Photo: .A.A. via Flickr
The digital technology revolution was, from the day the transistor was invented in the late 40s until the early part of last decade, largely about engineering. It is still very much about engineering but I’ve been thinking for a while now that as this revolution matures, it is becoming more and more about creativity and less about engineering.Why the distinction between engineering and creativity? Can’t engineers be creative? Of course they can and are. Maybe there is a better word to use. But what I am trying to delineate between is the hard work of designing and building systems and the more abstract efforts to entertain, educate, and emote with these systems.
You could call it the difference between the front end and the back end. You could call it the difference between the lower layers of the stack and the upper layers. All of these are imperfect models for what I see and feel is happening.
Here’s a paragraph from Steven Johnson’s excellent analysis of what has happened in NYC in the past decade:
One secret to New York’s technological success lies in the Interactive Telecommunications Program (ITP), a two-year graduate course at New York University. In spite of its focus on technology, the ITP is nonetheless based in the Tisch School of the Arts, and its official description emphasises an “imaginative use of communications technologies.”
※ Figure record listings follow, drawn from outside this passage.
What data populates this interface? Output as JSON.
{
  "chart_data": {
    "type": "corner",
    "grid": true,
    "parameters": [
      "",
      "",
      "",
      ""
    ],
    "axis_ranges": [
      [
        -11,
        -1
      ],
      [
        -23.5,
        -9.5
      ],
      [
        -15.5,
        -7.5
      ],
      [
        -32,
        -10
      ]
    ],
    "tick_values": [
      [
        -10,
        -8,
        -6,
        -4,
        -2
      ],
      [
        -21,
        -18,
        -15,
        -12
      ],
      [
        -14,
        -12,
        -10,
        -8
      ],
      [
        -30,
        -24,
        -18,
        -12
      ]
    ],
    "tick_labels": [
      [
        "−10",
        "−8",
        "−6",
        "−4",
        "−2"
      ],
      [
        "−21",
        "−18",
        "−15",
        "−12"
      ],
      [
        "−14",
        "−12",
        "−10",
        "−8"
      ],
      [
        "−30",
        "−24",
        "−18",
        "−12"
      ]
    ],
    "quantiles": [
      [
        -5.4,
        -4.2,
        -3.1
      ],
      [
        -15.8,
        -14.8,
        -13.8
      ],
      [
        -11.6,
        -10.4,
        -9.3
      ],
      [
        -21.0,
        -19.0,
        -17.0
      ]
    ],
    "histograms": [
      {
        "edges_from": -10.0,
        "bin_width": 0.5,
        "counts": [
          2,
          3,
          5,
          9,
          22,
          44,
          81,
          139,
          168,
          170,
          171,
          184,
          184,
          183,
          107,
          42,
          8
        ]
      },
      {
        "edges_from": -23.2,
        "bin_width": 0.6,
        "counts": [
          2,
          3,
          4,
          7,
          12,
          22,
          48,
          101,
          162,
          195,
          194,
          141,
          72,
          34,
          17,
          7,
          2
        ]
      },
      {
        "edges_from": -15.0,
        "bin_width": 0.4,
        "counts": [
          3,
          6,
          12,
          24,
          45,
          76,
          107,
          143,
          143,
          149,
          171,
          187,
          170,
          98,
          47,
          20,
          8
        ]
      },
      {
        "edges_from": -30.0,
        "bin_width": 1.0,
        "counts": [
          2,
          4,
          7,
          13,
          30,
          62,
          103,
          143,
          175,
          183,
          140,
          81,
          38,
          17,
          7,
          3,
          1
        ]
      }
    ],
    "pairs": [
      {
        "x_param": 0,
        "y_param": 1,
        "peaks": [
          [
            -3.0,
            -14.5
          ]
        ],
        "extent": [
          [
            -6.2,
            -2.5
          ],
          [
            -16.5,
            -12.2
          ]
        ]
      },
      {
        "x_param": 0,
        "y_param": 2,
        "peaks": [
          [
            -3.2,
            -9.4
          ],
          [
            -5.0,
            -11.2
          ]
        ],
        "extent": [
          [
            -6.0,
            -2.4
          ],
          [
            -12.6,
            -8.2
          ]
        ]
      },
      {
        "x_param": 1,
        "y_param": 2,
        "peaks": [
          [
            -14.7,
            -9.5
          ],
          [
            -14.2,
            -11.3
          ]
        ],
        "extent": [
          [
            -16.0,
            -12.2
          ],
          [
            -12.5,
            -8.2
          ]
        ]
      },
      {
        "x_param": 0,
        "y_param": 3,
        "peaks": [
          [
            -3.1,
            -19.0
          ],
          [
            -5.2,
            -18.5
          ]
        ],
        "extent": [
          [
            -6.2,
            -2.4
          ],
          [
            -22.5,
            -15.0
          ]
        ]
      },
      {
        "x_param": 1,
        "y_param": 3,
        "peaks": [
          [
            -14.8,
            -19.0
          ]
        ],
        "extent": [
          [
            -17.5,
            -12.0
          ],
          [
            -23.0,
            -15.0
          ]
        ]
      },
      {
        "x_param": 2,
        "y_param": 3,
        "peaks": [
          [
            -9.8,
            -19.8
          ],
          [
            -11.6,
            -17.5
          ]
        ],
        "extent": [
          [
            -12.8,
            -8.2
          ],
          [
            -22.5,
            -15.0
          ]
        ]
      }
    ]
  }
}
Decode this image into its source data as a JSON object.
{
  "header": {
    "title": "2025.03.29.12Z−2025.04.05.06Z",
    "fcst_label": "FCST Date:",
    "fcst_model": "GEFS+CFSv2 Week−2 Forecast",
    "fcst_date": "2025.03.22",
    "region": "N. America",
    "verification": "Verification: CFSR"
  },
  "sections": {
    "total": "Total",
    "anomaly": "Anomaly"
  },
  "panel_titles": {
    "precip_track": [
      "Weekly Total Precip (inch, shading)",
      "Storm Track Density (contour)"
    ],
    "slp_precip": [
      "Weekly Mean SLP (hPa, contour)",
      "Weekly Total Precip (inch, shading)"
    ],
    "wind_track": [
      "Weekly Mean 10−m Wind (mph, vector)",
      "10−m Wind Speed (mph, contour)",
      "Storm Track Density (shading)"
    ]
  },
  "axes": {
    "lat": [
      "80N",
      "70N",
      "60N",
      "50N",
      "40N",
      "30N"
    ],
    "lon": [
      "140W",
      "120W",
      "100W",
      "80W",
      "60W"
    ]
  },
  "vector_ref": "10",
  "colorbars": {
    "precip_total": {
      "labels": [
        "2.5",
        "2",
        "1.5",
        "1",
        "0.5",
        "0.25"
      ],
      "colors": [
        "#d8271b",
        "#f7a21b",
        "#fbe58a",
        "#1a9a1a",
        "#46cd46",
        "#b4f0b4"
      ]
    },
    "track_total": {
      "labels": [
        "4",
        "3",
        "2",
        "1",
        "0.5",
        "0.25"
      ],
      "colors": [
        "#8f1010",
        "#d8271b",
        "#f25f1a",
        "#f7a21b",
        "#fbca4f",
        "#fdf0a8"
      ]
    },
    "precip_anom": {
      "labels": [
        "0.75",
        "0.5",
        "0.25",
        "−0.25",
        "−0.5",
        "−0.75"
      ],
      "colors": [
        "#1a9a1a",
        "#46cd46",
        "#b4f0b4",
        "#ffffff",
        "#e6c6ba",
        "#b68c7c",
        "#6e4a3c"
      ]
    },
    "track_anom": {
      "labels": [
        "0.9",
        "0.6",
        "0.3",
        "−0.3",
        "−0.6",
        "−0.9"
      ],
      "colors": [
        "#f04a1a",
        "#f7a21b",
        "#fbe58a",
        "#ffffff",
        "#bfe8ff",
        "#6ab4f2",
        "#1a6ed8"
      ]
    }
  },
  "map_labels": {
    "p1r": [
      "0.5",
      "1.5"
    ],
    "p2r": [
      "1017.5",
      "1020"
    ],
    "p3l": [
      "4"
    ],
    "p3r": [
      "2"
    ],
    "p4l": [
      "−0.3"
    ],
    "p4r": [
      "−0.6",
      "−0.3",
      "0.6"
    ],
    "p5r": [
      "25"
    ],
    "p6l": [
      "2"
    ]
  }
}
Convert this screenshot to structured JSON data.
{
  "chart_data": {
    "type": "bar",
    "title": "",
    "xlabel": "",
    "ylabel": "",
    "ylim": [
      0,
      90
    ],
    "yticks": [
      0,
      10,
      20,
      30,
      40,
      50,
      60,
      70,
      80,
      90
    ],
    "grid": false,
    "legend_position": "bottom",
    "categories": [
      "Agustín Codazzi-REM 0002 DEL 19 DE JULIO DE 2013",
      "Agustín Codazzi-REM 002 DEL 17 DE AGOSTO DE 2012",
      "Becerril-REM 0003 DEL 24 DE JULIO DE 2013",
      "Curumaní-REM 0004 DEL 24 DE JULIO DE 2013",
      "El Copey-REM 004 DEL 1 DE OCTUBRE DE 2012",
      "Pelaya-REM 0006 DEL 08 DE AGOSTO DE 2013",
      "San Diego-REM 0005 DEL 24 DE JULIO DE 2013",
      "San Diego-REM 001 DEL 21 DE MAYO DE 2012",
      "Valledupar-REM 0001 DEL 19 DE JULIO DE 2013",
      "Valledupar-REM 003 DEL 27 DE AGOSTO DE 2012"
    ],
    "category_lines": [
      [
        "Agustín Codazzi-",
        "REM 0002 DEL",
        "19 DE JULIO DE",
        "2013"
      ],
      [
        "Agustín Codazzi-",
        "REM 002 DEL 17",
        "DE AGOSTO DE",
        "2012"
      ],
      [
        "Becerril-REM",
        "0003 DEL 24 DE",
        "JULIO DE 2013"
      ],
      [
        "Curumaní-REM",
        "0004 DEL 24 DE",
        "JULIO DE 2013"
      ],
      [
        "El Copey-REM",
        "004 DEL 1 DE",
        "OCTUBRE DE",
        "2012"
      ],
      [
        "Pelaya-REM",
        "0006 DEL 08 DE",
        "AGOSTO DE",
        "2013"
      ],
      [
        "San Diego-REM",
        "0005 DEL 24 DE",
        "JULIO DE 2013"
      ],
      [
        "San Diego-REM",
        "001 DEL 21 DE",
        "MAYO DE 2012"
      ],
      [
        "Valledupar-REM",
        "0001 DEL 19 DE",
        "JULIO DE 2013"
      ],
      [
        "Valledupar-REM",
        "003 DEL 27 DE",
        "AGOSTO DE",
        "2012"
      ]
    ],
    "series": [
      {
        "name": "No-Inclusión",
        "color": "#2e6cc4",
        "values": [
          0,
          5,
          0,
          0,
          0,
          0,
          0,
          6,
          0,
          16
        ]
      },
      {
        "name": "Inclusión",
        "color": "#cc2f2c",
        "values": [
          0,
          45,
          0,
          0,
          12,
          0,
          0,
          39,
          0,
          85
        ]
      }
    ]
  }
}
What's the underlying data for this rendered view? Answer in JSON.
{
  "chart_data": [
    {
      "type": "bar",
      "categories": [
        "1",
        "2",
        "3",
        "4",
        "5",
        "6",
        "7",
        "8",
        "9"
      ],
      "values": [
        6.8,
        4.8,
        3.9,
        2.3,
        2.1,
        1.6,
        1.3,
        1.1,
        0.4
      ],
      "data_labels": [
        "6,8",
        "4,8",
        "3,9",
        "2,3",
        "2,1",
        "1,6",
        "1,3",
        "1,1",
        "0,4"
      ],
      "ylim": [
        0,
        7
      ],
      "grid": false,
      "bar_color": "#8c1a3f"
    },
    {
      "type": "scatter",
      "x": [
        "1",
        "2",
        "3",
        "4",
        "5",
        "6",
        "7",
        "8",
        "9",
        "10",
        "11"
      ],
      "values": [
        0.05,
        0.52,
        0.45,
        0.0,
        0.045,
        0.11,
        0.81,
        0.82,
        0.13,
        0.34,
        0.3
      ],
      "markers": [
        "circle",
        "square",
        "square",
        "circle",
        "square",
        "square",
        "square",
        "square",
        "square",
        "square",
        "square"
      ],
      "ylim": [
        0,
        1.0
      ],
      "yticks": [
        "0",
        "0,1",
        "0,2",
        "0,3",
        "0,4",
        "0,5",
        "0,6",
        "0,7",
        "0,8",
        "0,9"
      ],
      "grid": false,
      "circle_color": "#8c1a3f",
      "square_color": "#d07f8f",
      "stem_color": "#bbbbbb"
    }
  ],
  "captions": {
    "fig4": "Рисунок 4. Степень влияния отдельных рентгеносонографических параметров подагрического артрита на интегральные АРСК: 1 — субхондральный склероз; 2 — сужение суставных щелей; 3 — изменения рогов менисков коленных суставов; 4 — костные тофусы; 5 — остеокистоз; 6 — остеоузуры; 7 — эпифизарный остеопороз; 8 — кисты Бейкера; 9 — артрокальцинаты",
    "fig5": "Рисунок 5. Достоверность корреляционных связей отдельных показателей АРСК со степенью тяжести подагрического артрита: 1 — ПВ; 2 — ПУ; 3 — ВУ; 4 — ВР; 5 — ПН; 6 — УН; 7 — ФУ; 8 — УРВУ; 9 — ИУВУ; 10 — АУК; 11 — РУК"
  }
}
Was it accidental or intentional the ITP was located in an arts school? I don’t know. I should find out. But regardless of why it was done that way, the result has been impactful. ITP churns out talented people who are half engineer, half artist. And the things they build reflect that view of the world.
When we look at our portfolio and analyse what has worked and what has not, we see a high correlation between having that “creative element” firmly ensconced into the founding team and success. The teams that are engineer heavy and creative light have not worked nearly as well as the teams that are creative heavy and engineer light.
Our portfolio is not a definitive sample. It could simply reflect our biases and therefore mean nothing. But I encourage everyone out there in tech startup land to think about this distinction and see if it rings true. Because I think we are in new territory in the digital technology revolution and some of the old rules matter less and new rules matter more. And if that is true, we ought to figure out what the new rules are and make sure we are focused on them.